Well, there's your assumption. Who says that people who accomplish the writing of whole books have to do it in eight-hour stretches? Maybe they write it all in small spurts? If that's the case, then what they have that is different from average bloggists isn't so much the capacity to write for longer single uninterrupted periods of time, as the ability to look from a distance at a conglomerated whole of various small parts and stitch them together into a well-coordinated whole. Bloggists are willing to just let the parts lie there, one after another, without trying to really relate them.

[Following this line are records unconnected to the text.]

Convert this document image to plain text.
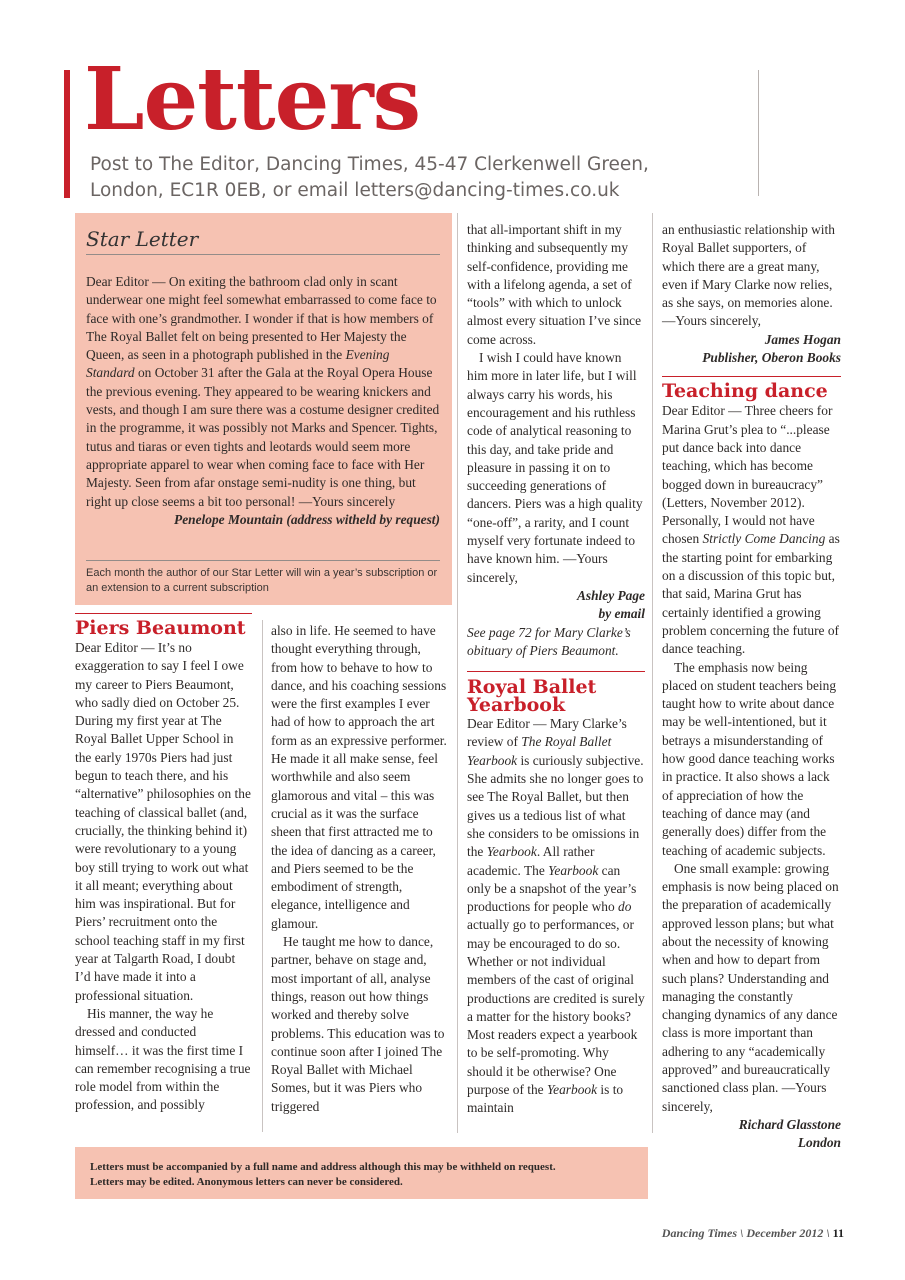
Letters
Post to The Editor, Dancing Times, 45-47 Clerkenwell Green,
London, EC1R 0EB, or email letters@dancing-times.co.uk
Star Letter

Dear Editor — On exiting the bathroom clad only in scant underwear one might feel somewhat embarrassed to come face to face with one’s grandmother. I wonder if that is how members of The Royal Ballet felt on being presented to Her Majesty the Queen, as seen in a photograph published in the Evening Standard on October 31 after the Gala at the Royal Opera House the previous evening. They appeared to be wearing knickers and vests, and though I am sure there was a costume designer credited in the programme, it was possibly not Marks and Spencer. Tights, tutus and tiaras or even tights and leotards would seem more appropriate apparel to wear when coming face to face with Her Majesty. Seen from afar onstage semi-nudity is one thing, but right up close seems a bit too personal! —Yours sincerely

Penelope Mountain (address witheld by request)

Each month the author of our Star Letter will win a year’s subscription or an extension to a current subscription
Piers Beaumont

Dear Editor — It’s no exaggeration to say I feel I owe my career to Piers Beaumont, who sadly died on October 25. During my first year at The Royal Ballet Upper School in the early 1970s Piers had just begun to teach there, and his “alternative” philosophies on the teaching of classical ballet (and, crucially, the thinking behind it) were revolutionary to a young boy still trying to work out what it all meant; everything about him was inspirational. But for Piers’ recruitment onto the school teaching staff in my first year at Talgarth Road, I doubt I’d have made it into a professional situation.

His manner, the way he dressed and conducted himself… it was the first time I can remember recognising a true role model from within the profession, and possibly

also in life. He seemed to have thought everything through, from how to behave to how to dance, and his coaching sessions were the first examples I ever had of how to approach the art form as an expressive performer. He made it all make sense, feel worthwhile and also seem glamorous and vital – this was crucial as it was the surface sheen that first attracted me to the idea of dancing as a career, and Piers seemed to be the embodiment of strength, elegance, intelligence and glamour.

He taught me how to dance, partner, behave on stage and, most important of all, analyse things, reason out how things worked and thereby solve problems. This education was to continue soon after I joined The Royal Ballet with Michael Somes, but it was Piers who triggered

that all-important shift in my thinking and subsequently my self-confidence, providing me with a lifelong agenda, a set of “tools” with which to unlock almost every situation I’ve since come across.

I wish I could have known him more in later life, but I will always carry his words, his encouragement and his ruthless code of analytical reasoning to this day, and take pride and pleasure in passing it on to succeeding generations of dancers. Piers was a high quality “one-off”, a rarity, and I count myself very fortunate indeed to have known him. —Yours sincerely,

Ashley Page

by email

See page 72 for Mary Clarke’s obituary of Piers Beaumont.

Royal Ballet Yearbook

Dear Editor — Mary Clarke’s review of The Royal Ballet Yearbook is curiously subjective. She admits she no longer goes to see The Royal Ballet, but then gives us a tedious list of what she considers to be omissions in the Yearbook. All rather academic. The Yearbook can only be a snapshot of the year’s productions for people who do actually go to performances, or may be encouraged to do so. Whether or not individual members of the cast of original productions are credited is surely a matter for the history books? Most readers expect a yearbook to be self-promoting. Why should it be otherwise? One purpose of the Yearbook is to maintain

an enthusiastic relationship with Royal Ballet supporters, of which there are a great many, even if Mary Clarke now relies, as she says, on memories alone. —Yours sincerely,

James Hogan

Publisher, Oberon Books

Teaching dance

Dear Editor — Three cheers for Marina Grut’s plea to “...please put dance back into dance teaching, which has become bogged down in bureaucracy” (Letters, November 2012). Personally, I would not have chosen Strictly Come Dancing as the starting point for embarking on a discussion of this topic but, that said, Marina Grut has certainly identified a growing problem concerning the future of dance teaching.

The emphasis now being placed on student teachers being taught how to write about dance may be well-intentioned, but it betrays a misunderstanding of how good dance teaching works in practice. It also shows a lack of appreciation of how the teaching of dance may (and generally does) differ from the teaching of academic subjects.

One small example: growing emphasis is now being placed on the preparation of academically approved lesson plans; but what about the necessity of knowing when and how to depart from such plans? Understanding and managing the constantly changing dynamics of any dance class is more important than adhering to any “academically approved” and bureaucratically sanctioned class plan. —Yours sincerely,

Richard Glasstone

London

Letters must be accompanied by a full name and address although this may be withheld on request.
Letters may be edited. Anonymous letters can never be considered.
Dancing Times \ December 2012 \ 11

In my time in book publishing, I found out that every author is different, and every one of his or her methods is different. If I were required to come up with one monicker to help struggling writers to produce more effectively, I could only say this: figure out your own method and always refine it. Ellen Gilchrist works late at night after she's had drinks in the afternoon and then sobered up (and if she hasn't drunk, so the theory goes, she wouldn't be able to write); John Gardner wrote first thing in the morning; D.H.Lawrence famously fondled himself; Tom Stoppard writes in great fits and spurts and, when lacking inspiration, turns to translating Molnar or another Eastern European; Conrad wrote a page a day like clockwork; Eugene O'Neil needed solitude, careful advance planning, and his wife to translate his meticulous plans into typescript; V. S. Pritchett goes upstairs (his bedroom is on the second floor, his office on the third) at nine and comes down for a punctual noontime lunch with his wife; Stephen Ambrose employed (literally: paid them a salary according to amount of product) family members to write chapters, or even short paragraphs, and paid by the line or word; David Brinkley uses note-cards which he writes up at the library from research, strings them together on a clothes-line, rearranging until he gets the right order, and then types them almost word-for-word into a wordprocessor, making linkages as necessary; Dickens constructed a gazebo house with mirrors which enabled him to dramatically act to himself the parts of all his many characters out loud; and Red Smith just recommends that you sit and stare at a blank page until drops of blood appear on your forehead.

Anonymous said...

Great post, final identity!

And I agree, discovering your idiosyncratic way of writing, and then feeding that, works miracles!